Although the recent wall maintenance works didn’t affect what remains of the four trees, according to the Highways Department, the roots will be removed if large scale wall maintenance works should take place in the future. So does this mean that the removal of the remaining roots is only a matter of time, even if they are healthy?
Why worry about a few trees? As of today, there are more than 1,200 stonewall trees growing on around 500 stone walls in Hong Kong, most of them are century-old. These trees serve as natural green canopies and improve the local air quality. They also enhance local biodiversity by providing a refuge for many birds and insects. Ideally, the Government should aim to maintain both the structure of the stone walls and the health of these trees in Hong Kong. Sadly, although there are in fact about 40 ordinances protecting trees in Hong Kong, stonewall trees aren’t included.

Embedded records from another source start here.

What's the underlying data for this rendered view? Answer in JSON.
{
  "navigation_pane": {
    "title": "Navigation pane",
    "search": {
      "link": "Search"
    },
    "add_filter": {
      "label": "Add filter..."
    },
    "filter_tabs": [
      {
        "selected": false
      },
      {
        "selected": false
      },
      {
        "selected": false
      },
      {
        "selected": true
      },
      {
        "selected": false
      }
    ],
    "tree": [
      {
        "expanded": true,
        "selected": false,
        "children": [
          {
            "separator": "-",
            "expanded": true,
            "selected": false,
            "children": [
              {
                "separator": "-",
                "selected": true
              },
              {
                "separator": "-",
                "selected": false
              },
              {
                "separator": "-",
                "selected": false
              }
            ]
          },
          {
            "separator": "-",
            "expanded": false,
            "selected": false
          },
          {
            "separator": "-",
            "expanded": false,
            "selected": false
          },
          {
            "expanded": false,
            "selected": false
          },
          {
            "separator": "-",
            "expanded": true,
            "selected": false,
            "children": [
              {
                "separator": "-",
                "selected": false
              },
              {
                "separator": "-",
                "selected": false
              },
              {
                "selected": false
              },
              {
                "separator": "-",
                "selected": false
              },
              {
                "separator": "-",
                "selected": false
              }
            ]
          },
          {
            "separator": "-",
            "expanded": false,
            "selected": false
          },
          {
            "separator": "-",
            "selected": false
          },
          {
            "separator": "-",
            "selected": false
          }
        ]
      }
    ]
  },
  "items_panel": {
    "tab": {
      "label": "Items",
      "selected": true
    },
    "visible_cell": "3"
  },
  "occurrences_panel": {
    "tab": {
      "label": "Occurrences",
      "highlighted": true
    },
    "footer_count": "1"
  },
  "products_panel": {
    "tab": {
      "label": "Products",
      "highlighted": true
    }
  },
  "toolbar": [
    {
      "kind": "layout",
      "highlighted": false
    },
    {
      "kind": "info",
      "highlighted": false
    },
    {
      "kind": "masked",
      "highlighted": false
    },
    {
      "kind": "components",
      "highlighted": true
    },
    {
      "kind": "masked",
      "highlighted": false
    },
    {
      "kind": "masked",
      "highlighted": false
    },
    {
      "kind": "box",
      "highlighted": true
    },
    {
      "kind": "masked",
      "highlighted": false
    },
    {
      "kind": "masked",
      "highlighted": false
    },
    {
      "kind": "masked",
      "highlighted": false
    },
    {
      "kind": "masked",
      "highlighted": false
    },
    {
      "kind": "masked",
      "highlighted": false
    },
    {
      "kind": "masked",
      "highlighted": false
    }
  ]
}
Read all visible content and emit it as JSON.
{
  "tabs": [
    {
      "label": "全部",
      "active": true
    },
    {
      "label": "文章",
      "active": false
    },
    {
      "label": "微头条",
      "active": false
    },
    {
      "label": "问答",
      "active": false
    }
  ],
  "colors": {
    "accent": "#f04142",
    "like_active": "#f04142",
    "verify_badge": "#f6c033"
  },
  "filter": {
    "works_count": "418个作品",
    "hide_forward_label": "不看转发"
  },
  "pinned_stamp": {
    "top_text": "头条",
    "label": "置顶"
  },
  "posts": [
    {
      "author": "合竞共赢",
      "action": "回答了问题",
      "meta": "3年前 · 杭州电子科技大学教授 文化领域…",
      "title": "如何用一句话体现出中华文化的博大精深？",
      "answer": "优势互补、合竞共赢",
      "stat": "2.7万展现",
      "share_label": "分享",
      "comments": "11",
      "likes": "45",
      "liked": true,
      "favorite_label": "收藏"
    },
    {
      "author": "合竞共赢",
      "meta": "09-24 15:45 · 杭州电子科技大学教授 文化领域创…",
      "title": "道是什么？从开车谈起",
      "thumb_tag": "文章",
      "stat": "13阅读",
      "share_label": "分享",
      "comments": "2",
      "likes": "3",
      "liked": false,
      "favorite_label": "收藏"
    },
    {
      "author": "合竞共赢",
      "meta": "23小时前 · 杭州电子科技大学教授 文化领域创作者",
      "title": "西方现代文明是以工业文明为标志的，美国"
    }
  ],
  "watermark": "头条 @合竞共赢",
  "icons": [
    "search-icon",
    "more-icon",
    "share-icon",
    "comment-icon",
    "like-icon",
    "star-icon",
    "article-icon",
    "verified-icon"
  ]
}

Since 2010, Central & Western District Councillor Ted Hui has been lobbying the Government fora Tree Bill to properly conserve Hong Kong’s stonewall trees. The bill will also notably protect Hong Kong citizens from potential hazards caused by unhealthy/ falling trees. Hui believes it will ensure the responsible government departments maintain the health of trees and conserve them for future generations. With the bill in place, the Government must protect all trees in both the countryside and urban area, including stonewall trees. If the Government violates the bill e.g. axing trees without proper assessment nor communicating to the public, the public can take the Government to court. According to Hui, the Government’s response to his proposal on a Tree Bill was that they’re open.
Whilst a bill is a must, we hope the Government will also list all stonewall trees in the Register of Old and Valuable Trees so that they can be properly managed and looked after. It would be a great loss for the public if these invaluable and historic trees are cut down when in fact they should be conserved by the Government.